Note: The initial exploratory analysis in this milestone was carried out by including events not necessarily in this list. In Milestone 3, only events from this extensive dataset will be used. - Google Search Trends is not a unique dataset that can be fetched statically. Therefore, a special API from Oxylabs was used to define utility functions for fetching time series for each chosen keyword and timeline. This utility will then be used in Milestone 3 to fetch structured and clean data for our events and dates of interest.
- We also applied text cleaning techniques such as stopword removal, character folding, tokenization, and lemmatization to the movies synopses directly in the
results.ipynb
file as it was a relatively light data cleaning step.
- Lead statistical analysis and perform visualizations for the number of movies released and the revenue, as well as values like absolute change and relative change, for chosen years.
- Explore specific genres over the years (“War Film”, “Superhero”, “Spy”) and inspect the spikes in production and revenue.
- Identify the methodology for year comparison (before the start of a war, start, middle, end, after - ideally, take into account some significant events or changes) and the events that have had significant influence on the movie industry.
- Filter the movie dataset by countries and observe the differences in produced genres between different countries.
- Check how the produced genres evolve over time, and try to identify trends related to certain genres with historical events.
- Filter the dataset based on the summary, observing the genres of movies talking about a certain country and the differences in the way they are depicted.
- Focus on movies covering specific conflicts (e.g., WW2).
- Conduct sentiment analysis on summaries, generating negative, neutral, and positive scores, allowing for cross-country comparisons.
- Conduct Named Entity Recognition to extract key entities, such as main figures in movies, in order to analyze how sentiment towards figures varies depending on locations.
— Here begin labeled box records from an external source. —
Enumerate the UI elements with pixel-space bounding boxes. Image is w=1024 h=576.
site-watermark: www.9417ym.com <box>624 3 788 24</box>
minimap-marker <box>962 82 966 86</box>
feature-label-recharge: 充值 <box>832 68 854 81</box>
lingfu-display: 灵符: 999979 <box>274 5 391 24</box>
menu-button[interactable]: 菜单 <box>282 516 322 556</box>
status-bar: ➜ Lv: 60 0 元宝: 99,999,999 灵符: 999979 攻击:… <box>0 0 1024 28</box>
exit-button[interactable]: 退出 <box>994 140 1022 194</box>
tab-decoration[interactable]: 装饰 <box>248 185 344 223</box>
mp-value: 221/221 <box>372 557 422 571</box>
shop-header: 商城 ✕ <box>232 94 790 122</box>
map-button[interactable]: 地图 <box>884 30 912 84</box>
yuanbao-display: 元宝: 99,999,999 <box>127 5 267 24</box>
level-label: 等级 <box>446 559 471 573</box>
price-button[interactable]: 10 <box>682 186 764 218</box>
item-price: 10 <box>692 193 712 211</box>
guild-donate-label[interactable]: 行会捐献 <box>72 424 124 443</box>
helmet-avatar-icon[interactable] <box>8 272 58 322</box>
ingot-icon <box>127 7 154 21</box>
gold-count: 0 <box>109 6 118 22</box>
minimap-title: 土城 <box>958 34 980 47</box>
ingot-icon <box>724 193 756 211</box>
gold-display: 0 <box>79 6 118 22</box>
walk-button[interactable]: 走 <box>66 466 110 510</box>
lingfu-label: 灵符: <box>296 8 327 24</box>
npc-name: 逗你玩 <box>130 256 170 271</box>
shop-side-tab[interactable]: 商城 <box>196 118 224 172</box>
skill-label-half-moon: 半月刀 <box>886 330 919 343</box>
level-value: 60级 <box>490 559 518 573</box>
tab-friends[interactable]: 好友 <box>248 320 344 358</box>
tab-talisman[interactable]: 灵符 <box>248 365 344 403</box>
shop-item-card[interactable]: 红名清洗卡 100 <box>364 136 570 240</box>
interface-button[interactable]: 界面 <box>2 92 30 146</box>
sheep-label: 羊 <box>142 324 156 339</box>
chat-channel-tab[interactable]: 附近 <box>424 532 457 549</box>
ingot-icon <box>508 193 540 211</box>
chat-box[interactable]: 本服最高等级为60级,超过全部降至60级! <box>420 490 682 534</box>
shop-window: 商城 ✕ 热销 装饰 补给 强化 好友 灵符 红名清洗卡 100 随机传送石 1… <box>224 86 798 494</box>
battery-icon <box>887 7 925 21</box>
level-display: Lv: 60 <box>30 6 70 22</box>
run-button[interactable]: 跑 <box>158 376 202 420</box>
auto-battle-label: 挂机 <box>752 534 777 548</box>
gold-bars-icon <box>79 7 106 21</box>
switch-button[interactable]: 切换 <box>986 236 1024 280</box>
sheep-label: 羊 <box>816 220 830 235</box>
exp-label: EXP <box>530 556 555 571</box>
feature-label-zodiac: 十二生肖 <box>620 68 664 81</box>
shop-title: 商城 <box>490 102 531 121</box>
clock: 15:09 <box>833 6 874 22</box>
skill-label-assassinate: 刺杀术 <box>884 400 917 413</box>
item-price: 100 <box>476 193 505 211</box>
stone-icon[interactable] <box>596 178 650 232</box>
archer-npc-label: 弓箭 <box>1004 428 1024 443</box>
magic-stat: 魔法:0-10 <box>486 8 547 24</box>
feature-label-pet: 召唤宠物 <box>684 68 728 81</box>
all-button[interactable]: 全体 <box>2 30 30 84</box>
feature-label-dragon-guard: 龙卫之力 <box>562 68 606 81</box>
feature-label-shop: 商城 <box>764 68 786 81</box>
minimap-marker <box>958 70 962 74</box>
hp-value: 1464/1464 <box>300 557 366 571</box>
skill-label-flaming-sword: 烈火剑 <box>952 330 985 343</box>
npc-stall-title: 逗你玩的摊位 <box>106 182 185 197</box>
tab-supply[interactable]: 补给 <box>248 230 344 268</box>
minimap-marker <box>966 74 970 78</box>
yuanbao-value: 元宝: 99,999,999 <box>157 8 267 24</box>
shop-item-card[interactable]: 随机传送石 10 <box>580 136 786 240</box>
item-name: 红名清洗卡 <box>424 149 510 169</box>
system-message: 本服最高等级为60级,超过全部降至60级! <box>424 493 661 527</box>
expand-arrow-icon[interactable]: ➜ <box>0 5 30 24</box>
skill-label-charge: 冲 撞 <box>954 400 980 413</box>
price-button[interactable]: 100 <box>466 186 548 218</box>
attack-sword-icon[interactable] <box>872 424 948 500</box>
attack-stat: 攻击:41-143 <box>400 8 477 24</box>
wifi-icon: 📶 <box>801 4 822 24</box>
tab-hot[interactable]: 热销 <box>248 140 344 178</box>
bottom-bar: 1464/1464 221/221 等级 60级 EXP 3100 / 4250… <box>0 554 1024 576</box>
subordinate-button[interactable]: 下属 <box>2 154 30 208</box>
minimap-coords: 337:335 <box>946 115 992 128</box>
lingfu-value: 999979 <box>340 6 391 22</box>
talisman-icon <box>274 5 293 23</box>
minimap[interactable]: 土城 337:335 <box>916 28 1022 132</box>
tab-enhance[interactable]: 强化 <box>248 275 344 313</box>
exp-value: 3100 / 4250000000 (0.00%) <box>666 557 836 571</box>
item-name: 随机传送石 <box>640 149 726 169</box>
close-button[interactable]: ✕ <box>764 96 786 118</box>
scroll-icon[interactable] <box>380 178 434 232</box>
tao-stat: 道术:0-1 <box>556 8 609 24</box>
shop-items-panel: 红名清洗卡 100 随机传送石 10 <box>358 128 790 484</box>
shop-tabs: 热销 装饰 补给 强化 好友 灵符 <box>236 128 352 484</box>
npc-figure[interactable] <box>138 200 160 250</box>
- Conduct the analysis by aligning global events such as wars, pandemics, and natural disasters to inspect both short-term and long-term shifts in audience preferences.
- Perform genre-specific trend analysis to identify immediate spikes in popularity as well as sustained changes over time.
- Compare regional differences and potentially integrate NLP methods (e.g., zero-shot text classification) to classify movie thematics better.
- Visualize the data to highlight both immediate and lasting impacts of global events on movie thematics.
Week 1: Refinement
- Align on our strategy: decide whether to build on each other's analyses or pursue independent event selections.
- Refine event selection and adjust variables (e.g., years, countries, topics) to uncover more interesting insights.
- Clearly state our findings and brainstorm the most effective ways to represent them.
Week 2: Visualization
- plot visualizations to highlight key findings for all research questions.
- Strategize how to present the visualizations in a compelling manner, enabling effective comparisons between methods (e.g., sentiment analysis, Google Trends, occurrences).
Week 3: Presentation Preparation
- Build the website, integrating visualizations and text to create an engaging story.
Week 4: Buffer and Feedback
- Seek feedback from the TAs to refine and improve the final data story.
Globally, each team member is responsible for a specific part of the analysis (see below), while merging and ensuring coherence is done collaboratively or in pairs. We hold weekly meetings to refine task distribution.
- Q1: Anna (Film Trends Analysis)
- Q2: Michele (Cross-National Genre Comparisons)
- Q3: Binta (NER Analysis) and Flavia (Sentiment Analysis)
- Q4: Aidas (Audience Preferences and Google Trends Analysis)
- API Access: Google frequently updates backend restrictions, necessitating a third-party API for Question 4. How should authentication keys be handled?